A phenomenon known as Colony Collapse Disorder has been widely reported since around 2006 and has brought about a renewed awareness of the importance of the honeybee. CCD, which has mostly impacted the large honeybee and pollinating producers, can be identified when a hive is completely abandoned by the worker bees, leaving behind even the queen and brood. There have been several studies conducted in the US since 2010 that have found a common denominator in neonicotinoids. This insecticide is a neurotoxin that not only can kill bees directly but can weaken their immune systems and leave them susceptible to diseases and parasites. Read more about CCD and the effects these insecticides can have on bees.

Even though the number of maintained beehives is down nationwide, especially for those of large commercial producers, there is a growing number of beehives and beekeepers here in Northeast Oklahoma. NEOBA is leading the way in education for new beekeepers and providing cutting edge information for established “beeks” in our area.

What are “killer bees” and are there any around here?

The term “killer bee” is a misnomer propagated by news stories and movies such as The Swarm and The Deadly Bees. Fortunately for us, public opinion toward the honeybee has shifted recently, mostly because of the awareness of CCD, and we have been able to educate the public and new members more on why they shouldn’t be afraid of these “poorly behaved” bees as we like to call them.

The official term for these bees is “Africanized” and what makes them seem to behave so poorly is their aggressive nature. They maintain a larger defense radius around the hive than normal honeybees and when they do attack it is in greater numbers of bees. This can seem pretty scary, but it shouldn’t be considering that you are more likely to die from a lightning strike or a virus carried by a mosquito.

Africanized bees are the offspring of African bees, imported to Brazil in the 1950s then accidentally released, and European bees and they have slowly been migrating up through the Americas ever since. These Africanized bees have been found in many of our southern states, including Oklahoma, but we haven’t seen any reach into Northeast Oklahoma yet. The Oklahoma State Department of Agriculture has a map of “Africanized” honeybee counties which you can use to track their progress.

 

What do I do if I get stung by a bee?

First let us give you some tips on not getting stung in the first place.

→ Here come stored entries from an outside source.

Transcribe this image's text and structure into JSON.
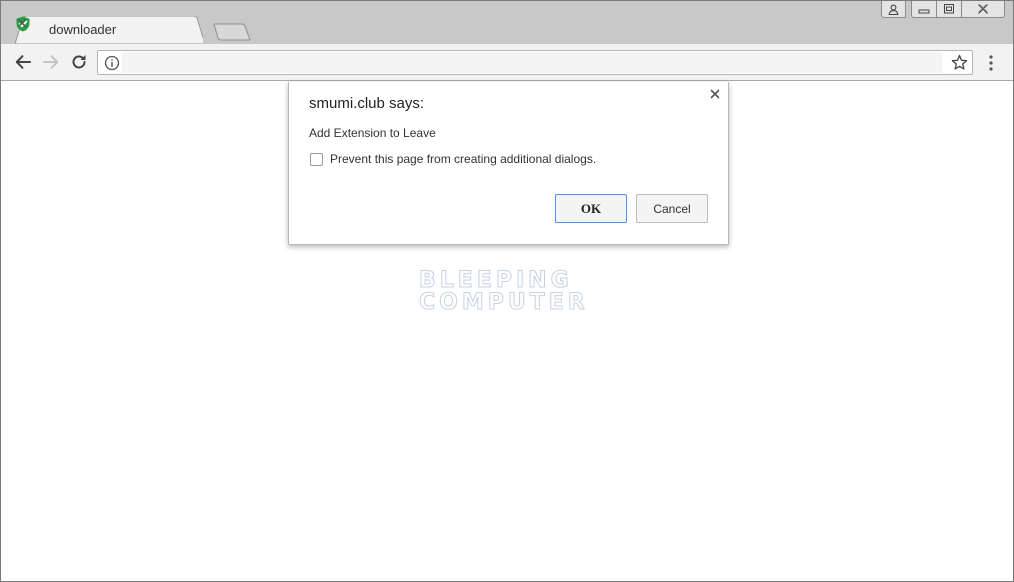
{
  "tab": {
    "title": "downloader",
    "favicon": "green-shield-check-icon"
  },
  "window_controls": [
    "user-icon",
    "minimize-icon",
    "maximize-icon",
    "close-icon"
  ],
  "toolbar": {
    "back": "arrow-left-icon",
    "forward": "arrow-right-icon",
    "reload": "reload-icon",
    "site_info": "info-icon",
    "url": "",
    "bookmark": "star-icon",
    "menu": "kebab-menu-icon"
  },
  "dialog": {
    "title": "smumi.club says:",
    "message": "Add Extension to Leave",
    "checkbox_label": "Prevent this page from creating additional dialogs.",
    "ok_label": "OK",
    "cancel_label": "Cancel"
  },
  "watermark": {
    "line1": "BLEEPING",
    "line2": "COMPUTER"
  },
  "colors": {
    "favicon_green": "#27a243",
    "focus_blue": "#4d90fe",
    "tab_strip": "#c8c8c8",
    "toolbar": "#f2f2f2"
  }
}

If you are getting chased by a bee, it is probably just defending the hive. Leave the area immediately and go somewhere the bee can’t follow. If there are many bees coming after you, possible Africanized bees, do not jump in a body of water like in the cartoons. Just keep running until you have lost the bees, again get inside if there is a building nearby. If you happen to encounter a bee in a field or in your yard and it gets caught in your hair or clothing, calmly help it free itself so it doesn’t feel threatened and try to sting you.

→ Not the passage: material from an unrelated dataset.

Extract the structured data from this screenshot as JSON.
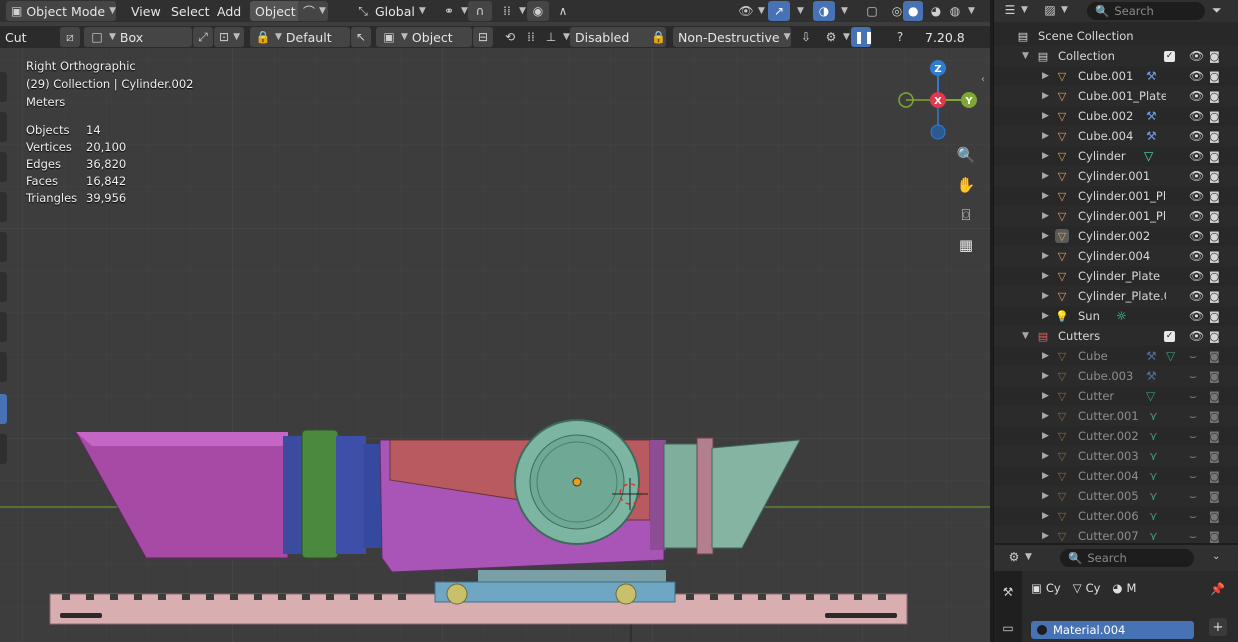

If you do get stung, remove the stinger as soon as possible from your body, being careful not to squeeze more venom into the wound. If the sting is in or near the breathing cavity or there are signs of an anaphylactic reaction, time is critical and you should use an EpiPen if you have it or seek emergency services. If you don’t appear to be severely allergic to the sting, than you can treat it with antihistamines or calamine lotion.

Can my neighbors really keep bees in their backyard?

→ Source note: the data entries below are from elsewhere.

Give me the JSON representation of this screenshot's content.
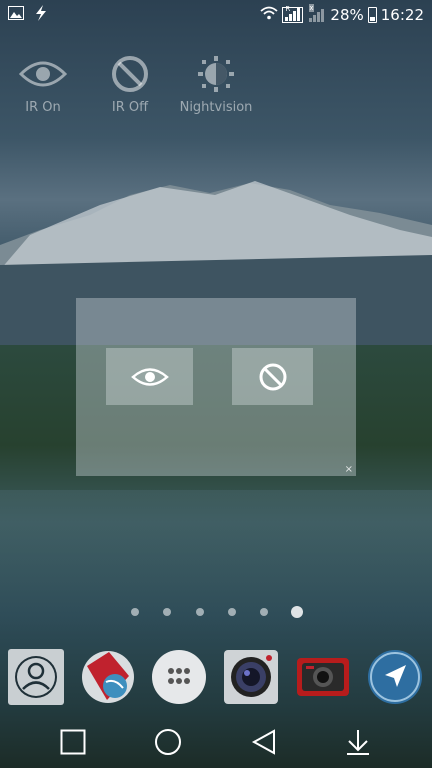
{
  "status_bar": {
    "battery_percent": "28%",
    "time": "16:22",
    "sim1_tag": "R",
    "sim2_tag": "x",
    "icons": [
      "image-icon",
      "flash-icon",
      "wifi-icon",
      "signal-icon",
      "signal-icon",
      "battery-icon"
    ]
  },
  "quick_actions": [
    {
      "label": "IR On",
      "icon": "eye-icon"
    },
    {
      "label": "IR Off",
      "icon": "block-icon"
    },
    {
      "label": "Nightvision",
      "icon": "nightvision-icon"
    }
  ],
  "dialog": {
    "buttons": [
      {
        "icon": "eye-icon"
      },
      {
        "icon": "block-icon"
      }
    ],
    "close_glyph": "×"
  },
  "page_indicator": {
    "count": 6,
    "active_index": 5
  },
  "dock_apps": [
    {
      "icon": "contacts-icon"
    },
    {
      "icon": "browser-icon"
    },
    {
      "icon": "app-drawer-icon"
    },
    {
      "icon": "camera-icon"
    },
    {
      "icon": "video-camera-icon"
    },
    {
      "icon": "navigation-icon"
    }
  ],
  "nav_bar": [
    {
      "icon": "recents-icon"
    },
    {
      "icon": "home-icon"
    },
    {
      "icon": "back-icon"
    },
    {
      "icon": "notification-pull-icon"
    }
  ],
  "colors": {
    "overlay_text": "#ffffff",
    "dim_text": "rgba(255,255,255,0.5)",
    "browser_red": "#c0222e",
    "nav_blue": "#2e6ea1"
  }
}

Quite possibly, yes. In the city of Tulsa there is an ordinance dealing with honeybees and it states that an apiary (a place where beehives are kept) of up to four hives per quarter acre can be maintained on a property at least 20 feet from the lot line. There must also be a hedge or fence forcing the flight path of the bees above six feet. For more detailed information please read Title 2, Chapter 1, Section 101 of the City of Tulsa ordinance.

If you don’t live in Tulsa, than you will have to contact your own city government to inquire what ordinances, if any, they have regarding honeybees and apiaries. Of course if you live in an unincorporated area than city ordinances won’t apply. If you would like to read more about the laws controlling honeybees in agriculture, such as apiary registration or authority to eradicate Africanized honeybee species, check out the Oklahoma Apiary Act and Title 7, Chapter 11 of the U.S. Code.